The company said this has gutted coffee production by 50 percent in some areas and is particularly bad in Guatemala, El Salvador and also Mexico.
Starbucks is jump-starting the program by giving away one million trees.
Yet this national celebration offers a view of Americans and their coffee desires — from Time this morning:
Mocha lovers are almost guaranteed to break the bank, especially in New England and the South, where the average mocha goes for $4.14. Mocha drinkers in the Mid-Atlantic, on the other hand, make out like bandits, paying about a dollar less, on average.
Latte prices are pretty standard across the map, and so are brewed coffee prices—except on the Pacific Coast, where a cup of Joe will run you almost 70¢ more than in New England.
And if you’re trying to save a bit of cash, opt for a daily Americano (a shot of espresso topped off with hot water) instead of drip coffee. At an average of $2.62 per cup, there are a number of regions where an Americano is actually cheaper than tea.
In this splurge, prices of coffee swings (per NASDAQ this morning) on the pendulum of the environment — today for instance, cocoa prices fell to a three-week low as investors braced for increasing supplies from the world’s top two producers, the Ivory Coast and Ghana, as December delivery dropped 1.4 percent to $3,196 a ton, down from $3,168 a ton earlier this month.
Arabica coffee for December was recently up 1.1 percent to $1.2050 a pound.
Even shopping Safeway, coffee prices have gone up the last few months, my Starbucks Espresso up three dollars.
And I pay it…
Some insights to java sucking — CNN again:
Statistics suggest that coffee-loving Finns will outdo the rest of the world.
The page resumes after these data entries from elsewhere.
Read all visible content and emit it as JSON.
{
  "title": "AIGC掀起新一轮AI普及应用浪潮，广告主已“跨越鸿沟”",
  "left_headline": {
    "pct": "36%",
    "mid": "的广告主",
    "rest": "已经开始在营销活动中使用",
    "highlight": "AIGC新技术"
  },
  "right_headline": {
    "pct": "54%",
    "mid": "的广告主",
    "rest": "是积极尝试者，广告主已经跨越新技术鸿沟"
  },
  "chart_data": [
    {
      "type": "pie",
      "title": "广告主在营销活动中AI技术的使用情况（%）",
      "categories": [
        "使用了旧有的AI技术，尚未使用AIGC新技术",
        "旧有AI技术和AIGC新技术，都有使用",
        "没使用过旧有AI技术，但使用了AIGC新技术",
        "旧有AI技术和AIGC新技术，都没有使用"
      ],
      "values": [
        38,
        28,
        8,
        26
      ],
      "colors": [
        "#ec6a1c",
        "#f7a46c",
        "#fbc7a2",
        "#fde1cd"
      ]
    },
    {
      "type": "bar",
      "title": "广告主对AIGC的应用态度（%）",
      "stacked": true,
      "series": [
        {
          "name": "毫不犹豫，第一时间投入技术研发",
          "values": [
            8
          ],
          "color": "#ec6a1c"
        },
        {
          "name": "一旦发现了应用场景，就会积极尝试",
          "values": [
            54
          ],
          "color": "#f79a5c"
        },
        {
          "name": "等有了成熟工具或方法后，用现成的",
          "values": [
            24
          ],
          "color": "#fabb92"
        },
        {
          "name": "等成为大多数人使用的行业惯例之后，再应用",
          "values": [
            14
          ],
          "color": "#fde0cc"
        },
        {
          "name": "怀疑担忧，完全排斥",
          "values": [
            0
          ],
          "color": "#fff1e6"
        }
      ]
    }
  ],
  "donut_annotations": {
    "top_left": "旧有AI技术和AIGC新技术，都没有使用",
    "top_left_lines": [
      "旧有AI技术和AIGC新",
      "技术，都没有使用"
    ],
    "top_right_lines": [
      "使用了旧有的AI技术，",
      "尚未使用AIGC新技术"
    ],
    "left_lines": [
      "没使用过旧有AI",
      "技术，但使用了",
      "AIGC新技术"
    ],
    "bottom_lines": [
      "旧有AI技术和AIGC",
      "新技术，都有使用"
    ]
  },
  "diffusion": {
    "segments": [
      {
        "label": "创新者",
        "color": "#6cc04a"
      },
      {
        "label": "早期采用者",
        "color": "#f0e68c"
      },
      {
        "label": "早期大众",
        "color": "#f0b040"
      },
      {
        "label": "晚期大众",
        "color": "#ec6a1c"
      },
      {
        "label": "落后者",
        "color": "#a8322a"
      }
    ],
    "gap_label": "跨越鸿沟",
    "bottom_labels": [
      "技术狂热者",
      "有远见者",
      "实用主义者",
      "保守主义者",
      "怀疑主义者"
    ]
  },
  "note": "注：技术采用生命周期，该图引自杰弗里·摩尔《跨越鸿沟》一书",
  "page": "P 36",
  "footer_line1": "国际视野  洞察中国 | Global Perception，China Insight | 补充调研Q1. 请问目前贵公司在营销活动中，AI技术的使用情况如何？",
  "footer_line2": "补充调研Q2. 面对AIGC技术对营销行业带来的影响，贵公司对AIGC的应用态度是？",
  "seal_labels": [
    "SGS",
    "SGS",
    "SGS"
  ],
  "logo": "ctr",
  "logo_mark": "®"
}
Finland is No. 1 in the world for coffee consumption per capita, according to data collected by market research provider Euromonitor International.
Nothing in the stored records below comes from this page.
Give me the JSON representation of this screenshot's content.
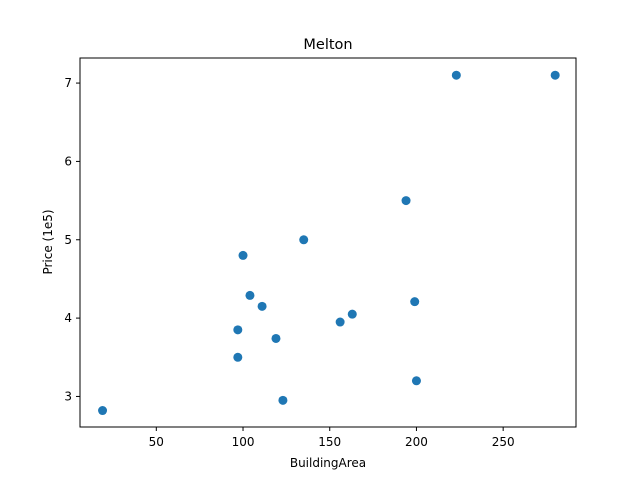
{
  "chart_data": {
    "type": "scatter",
    "title": "Melton",
    "xlabel": "BuildingArea",
    "ylabel": "Price (1e5)",
    "xlim": [
      6,
      292
    ],
    "ylim": [
      2.61,
      7.32
    ],
    "xticks": [
      50,
      100,
      150,
      200,
      250
    ],
    "yticks": [
      3,
      4,
      5,
      6,
      7
    ],
    "xtick_labels": [
      "50",
      "100",
      "150",
      "200",
      "250"
    ],
    "ytick_labels": [
      "3",
      "4",
      "5",
      "6",
      "7"
    ],
    "grid": false,
    "point_color": "#1f77b4",
    "points": [
      {
        "x": 19,
        "y": 2.82
      },
      {
        "x": 97,
        "y": 3.85
      },
      {
        "x": 97,
        "y": 3.5
      },
      {
        "x": 100,
        "y": 4.8
      },
      {
        "x": 104,
        "y": 4.29
      },
      {
        "x": 111,
        "y": 4.15
      },
      {
        "x": 119,
        "y": 3.74
      },
      {
        "x": 123,
        "y": 2.95
      },
      {
        "x": 135,
        "y": 5.0
      },
      {
        "x": 156,
        "y": 3.95
      },
      {
        "x": 163,
        "y": 4.05
      },
      {
        "x": 194,
        "y": 5.5
      },
      {
        "x": 199,
        "y": 4.21
      },
      {
        "x": 200,
        "y": 3.2
      },
      {
        "x": 223,
        "y": 7.1
      },
      {
        "x": 280,
        "y": 7.1
      }
    ]
  }
}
On average, each person in Finland consumed 9.9 kilograms (21.8 pounds) of coffee in 2014.
Sweden, the Netherlands, Norway and Slovenia round out the top five coffee-consuming nations.
The United States didn’t even break the top 10, ranking 25th for coffee consumption in 2014.
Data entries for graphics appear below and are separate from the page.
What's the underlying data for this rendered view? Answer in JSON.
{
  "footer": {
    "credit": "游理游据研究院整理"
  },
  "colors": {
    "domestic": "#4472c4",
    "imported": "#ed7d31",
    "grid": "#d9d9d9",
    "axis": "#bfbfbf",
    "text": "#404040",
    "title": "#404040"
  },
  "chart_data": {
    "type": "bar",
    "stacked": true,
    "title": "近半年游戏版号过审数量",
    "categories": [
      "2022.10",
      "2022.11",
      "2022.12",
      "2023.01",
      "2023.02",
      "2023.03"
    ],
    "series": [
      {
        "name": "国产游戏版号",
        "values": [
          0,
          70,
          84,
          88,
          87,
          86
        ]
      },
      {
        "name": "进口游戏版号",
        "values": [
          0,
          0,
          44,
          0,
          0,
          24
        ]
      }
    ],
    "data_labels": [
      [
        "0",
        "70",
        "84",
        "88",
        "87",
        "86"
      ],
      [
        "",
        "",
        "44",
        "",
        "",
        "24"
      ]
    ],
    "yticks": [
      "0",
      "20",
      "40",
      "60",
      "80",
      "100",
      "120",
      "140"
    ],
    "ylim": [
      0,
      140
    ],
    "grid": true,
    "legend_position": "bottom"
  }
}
Americans consumed 3.1 kilograms (6.8 pounds) of coffee per capita last year, the same amount as the citizens of France.
Italians consumed slightly more: 3.4 kilograms (7.5 pounds), coming in at No. 21 on the global list.
And like a lot of other shit (marijuana, you listening), coffee may actually be good for you.
Harvard scientists have for years put coffee under the microscope.
Last year, researchers announced they had discovered six new human genes related to coffee and reconfirmed the existence of two others.
The long-running Nurses’ Health Study has found that coffee protects against type 2 diabetes and cardiovascular disease.
Researchers are continuing to follow up on 2001 findings that it protects against Parkinson’s disease.
The work at Harvard is just part of an emerging picture of coffee as a potentially powerful elixir against a range of ailments, from cancer to cavities.
Now close to my PM coffee break — once in the morning to jump-start the conscious, and another cup in the afternoon to maintain integrity.